Python RIS files parser, provides RIS files as dictionary via generator.
MIT License
63 stars 18 forks source link

The test code prints nothing #11

Closed fanchyna closed 5 years ago

fanchyna commented 5 years ago

I tried the example. The RIS file content was copied into a text file. The statements are executed on the command line, but nothing prints:

>>> with open(filepath,'r') as bib_file: 
...     entries = readris(bib_file)
...     for entry in entries:
...         print(entry['id'])
...         print(entry['first_authors'])
... 
>>> 
telukir commented 5 years ago

Did you imported given libraries also?

me-kell commented 5 years ago

I can confirm that test code prints nothing.
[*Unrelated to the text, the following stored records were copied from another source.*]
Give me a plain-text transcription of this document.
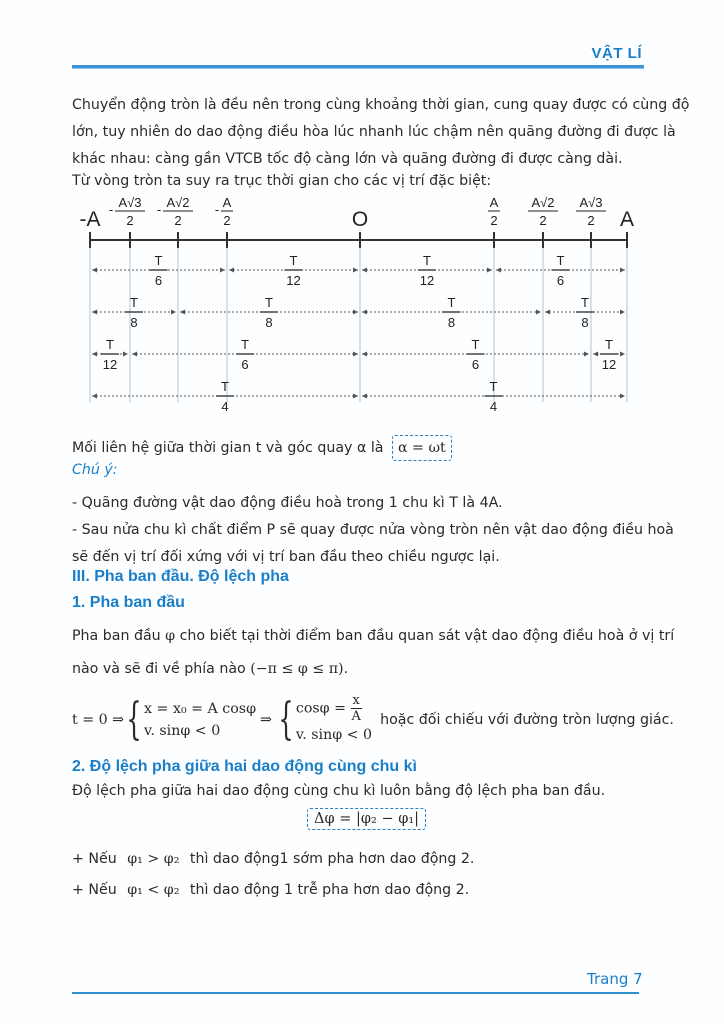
VẬT LÍ
Chuyển động tròn là đều nên trong cùng khoảng thời gian, cung quay được có cùng độ
lớn, tuy nhiên do dao động điều hòa lúc nhanh lúc chậm nên quãng đường đi được là
khác nhau: càng gần VTCB tốc độ càng lớn và quãng đường đi được càng dài.
Từ vòng tròn ta suy ra trục thời gian cho các vị trí đặc biệt:
-A
A√3
2
-	A√2
2
-	A
2
-	O
A
2
A√2
2
A√3
2 A
T
6
T
12
T
12
T
6
T
8
T
8
T
8
T
8
T
12
T
6
T
6
T
12
T
4
T
4
Mối liên hệ giữa thời gian t và góc quay α là α = ωt
Chú ý:
- Quãng đường vật dao động điều hoà trong 1 chu kì T là 4A.
- Sau nửa chu kì chất điểm P sẽ quay được nửa vòng tròn nên vật dao động điều hoà
sẽ đến vị trí đối xứng với vị trí ban đầu theo chiều ngược lại.
III. Pha ban đầu. Độ lệch pha
1. Pha ban đầu
Pha ban đầu φ cho biết tại thời điểm ban đầu quan sát vật dao động điều hoà ở vị trí
nào và sẽ đi về phía nào (−π ≤ φ ≤ π).
t = 0 ⇒ { x = x₀ = A cosφ
v. sinφ < 0
⇒ { $\cos\varphi = \frac{x}{A}$
v. sinφ < 0
hoặc đối chiếu với đường tròn lượng giác.
2. Độ lệch pha giữa hai dao động cùng chu kì
Độ lệch pha giữa hai dao động cùng chu kì luôn bằng độ lệch pha ban đầu.
Δφ = |φ₂ − φ₁|
+ Nếu φ₁ > φ₂ thì dao động1 sớm pha hơn dao động 2.
+ Nếu φ₁ < φ₂ thì dao động 1 trễ pha hơn dao động 2.
Trang 7
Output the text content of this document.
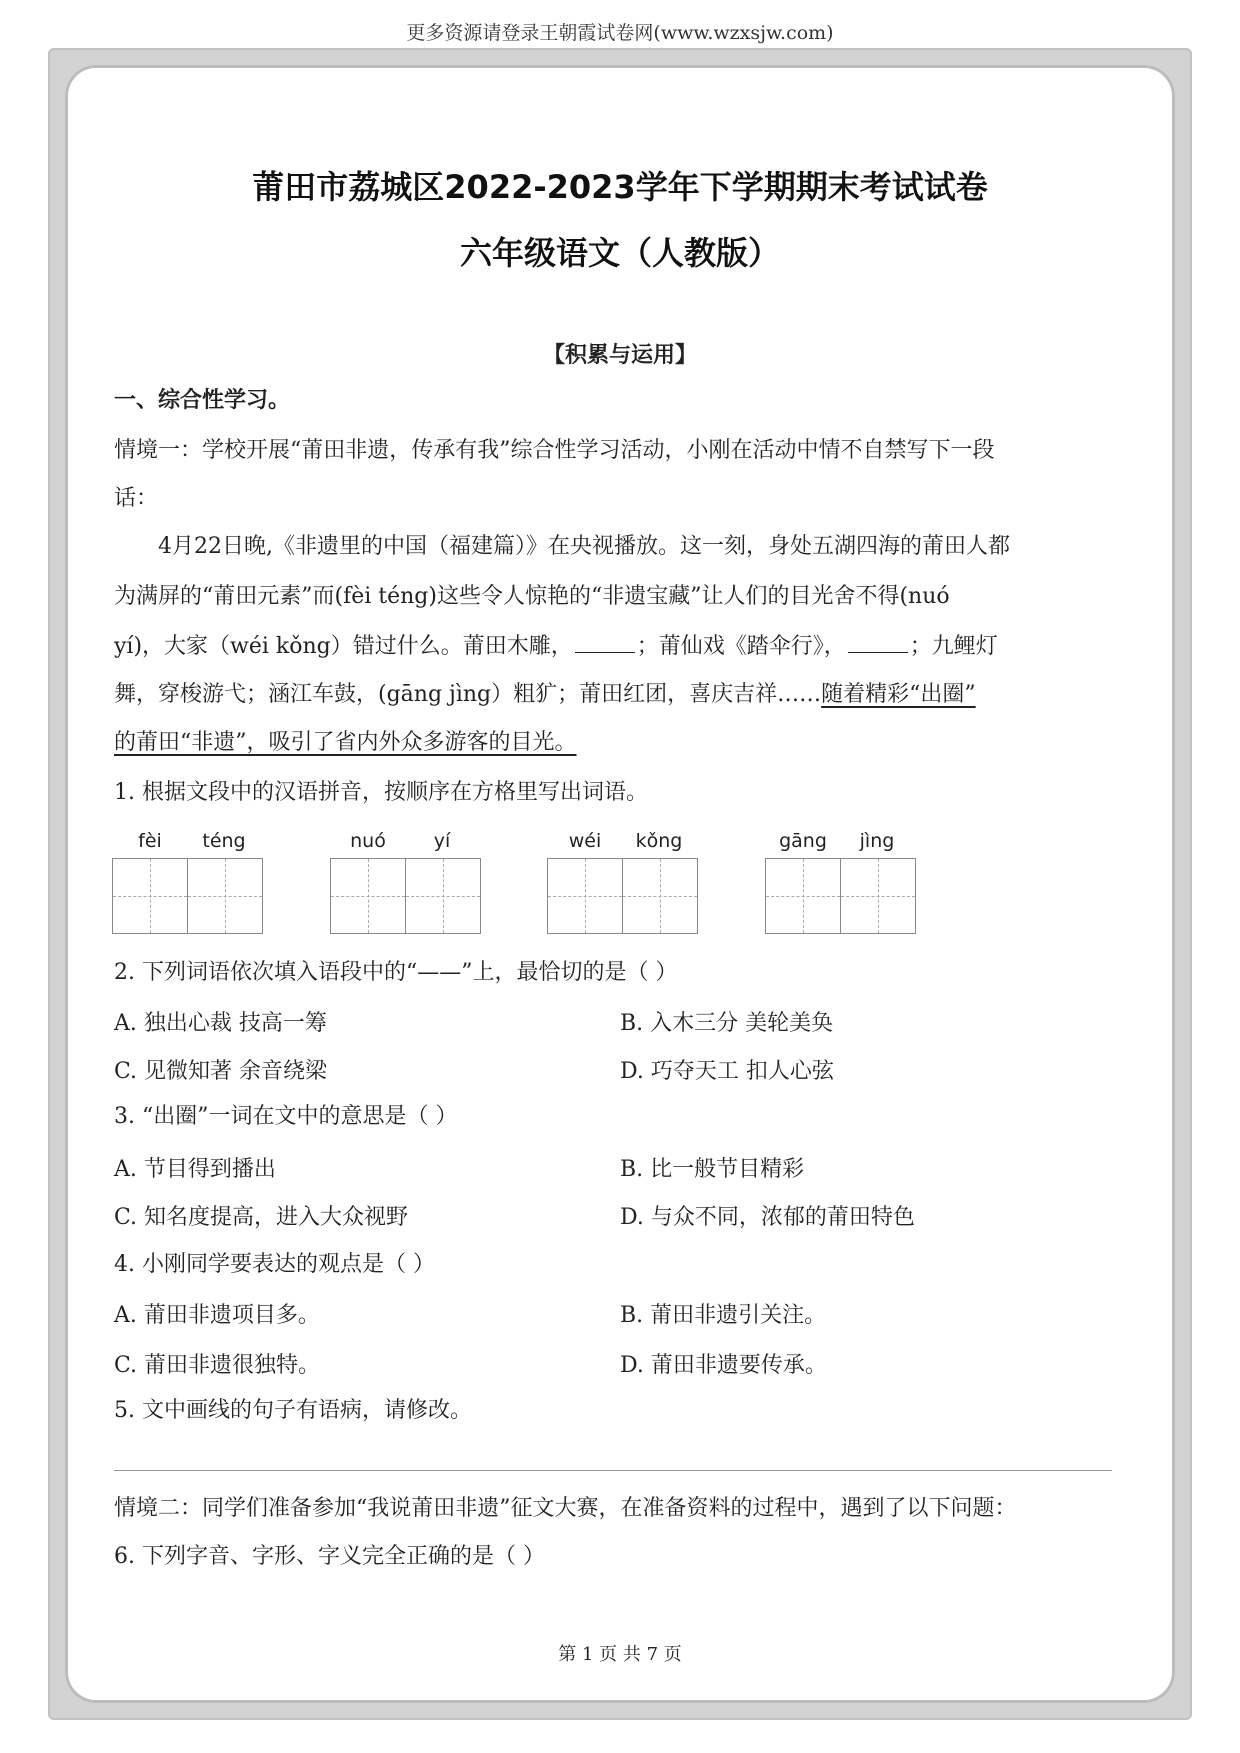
更多资源请登录王朝霞试卷网(www.wzxsjw.com)
莆田市荔城区2022-2023学年下学期期末考试试卷
六年级语文（人教版）
【积累与运用】
一、综合性学习。
情境一：学校开展“莆田非遗，传承有我”综合性学习活动，小刚在活动中情不自禁写下一段
话：
4月22日晚,《非遗里的中国（福建篇）》在央视播放。这一刻，身处五湖四海的莆田人都
为满屏的“莆田元素”而(fèi téng)这些令人惊艳的“非遗宝藏”让人们的目光舍不得(nuó
yí)，大家（wéi kǒng）错过什么。莆田木雕，	；莆仙戏《踏伞行》，	；九鲤灯
舞，穿梭游弋；涵江车鼓，(gāng jìng）粗犷；莆田红团，喜庆吉祥……随着精彩“出圈”
的莆田“非遗”，吸引了省内外众多游客的目光。
1. 根据文段中的汉语拼音，按顺序在方格里写出词语。
fèi	téng	nuó	yí	wéi	kǒng	gāng	jìng
2. 下列词语依次填入语段中的“——”上，最恰切的是（ ）
A. 独出心裁 技高一筹	B. 入木三分 美轮美奂
C. 见微知著 余音绕梁	D. 巧夺天工 扣人心弦
3. “出圈”一词在文中的意思是（ ）
A. 节目得到播出	B. 比一般节目精彩
C. 知名度提高，进入大众视野	D. 与众不同，浓郁的莆田特色
4. 小刚同学要表达的观点是（ ）
A. 莆田非遗项目多。	B. 莆田非遗引关注。
C. 莆田非遗很独特。	D. 莆田非遗要传承。
5. 文中画线的句子有语病，请修改。
情境二：同学们准备参加“我说莆田非遗”征文大赛，在准备资料的过程中，遇到了以下问题：
6. 下列字音、字形、字义完全正确的是（ ）
第 1 页 共 7 页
Tested on cygwin with python 2.7.14

$ pip install RISparser

$ pip list | grep "RISparser"
RISparser                          0.4.3

$ cat > test.ris<<EOF
1.
TY  - JOUR
ID  - 12345
T1  - Title of reference
A1  - Marx, Karl
A1  - Lindgren, Astrid
A2  - Glattauer, Daniel
Y1  - 2014//
N2  - BACKGROUND: Lorem ipsum dolor sit amet, consectetuer adipiscing elit.
KW  - Pippi
KW  - Nordwind
KW  - Piraten
JF  - Lorem
JA  - lorem
VL  - 9
IS  - 3
SP  - e0815
CY  - United States
PB  - Fun Factory
PB  - Fun Factory USA
SN  - 1932-6208
M1  - 1008150341
L2  - http://example.com
ER  -
EOF

$ python
Python 2.7.14 (default, Oct 31 2017, 21:12:13)
[GCC 6.4.0] on cygwin
Type "help", "copyright", "credits" or "license" for more information.
>>>
>>> import os
>>> from pprint import pprint
>>> from RISparser import readris
>>> filepath = 'test.ris'
>>> with open(filepath, 'r') as bibliography_file:
...     entries = readris(bibliography_file)
...     print [i for i in entries]
...     for entry in entries:
...         print(entry)
...         print(entry['id'])
...         print(entry['first_authors'])
...
[]
>>>
shapiromatron commented 5 years ago

This doesn't look right, I'll take a look

shapiromatron commented 5 years ago

I looked into this @me-kell; my guess is the print statement is messing this up. When you print i for i in entries, it'll exhaust the iterator, so that when you try to iterate over it again, it's empty and that's why you get an empty list. If you wrap readris in a list, entries = list(readris(bibliography_file), it'll return a list of entries instead of a generator.

@fanchyna I'm not sure what is not working for you; I know that this code works because it's baked into our testing system to run the readme. Let me know if you can provide more details.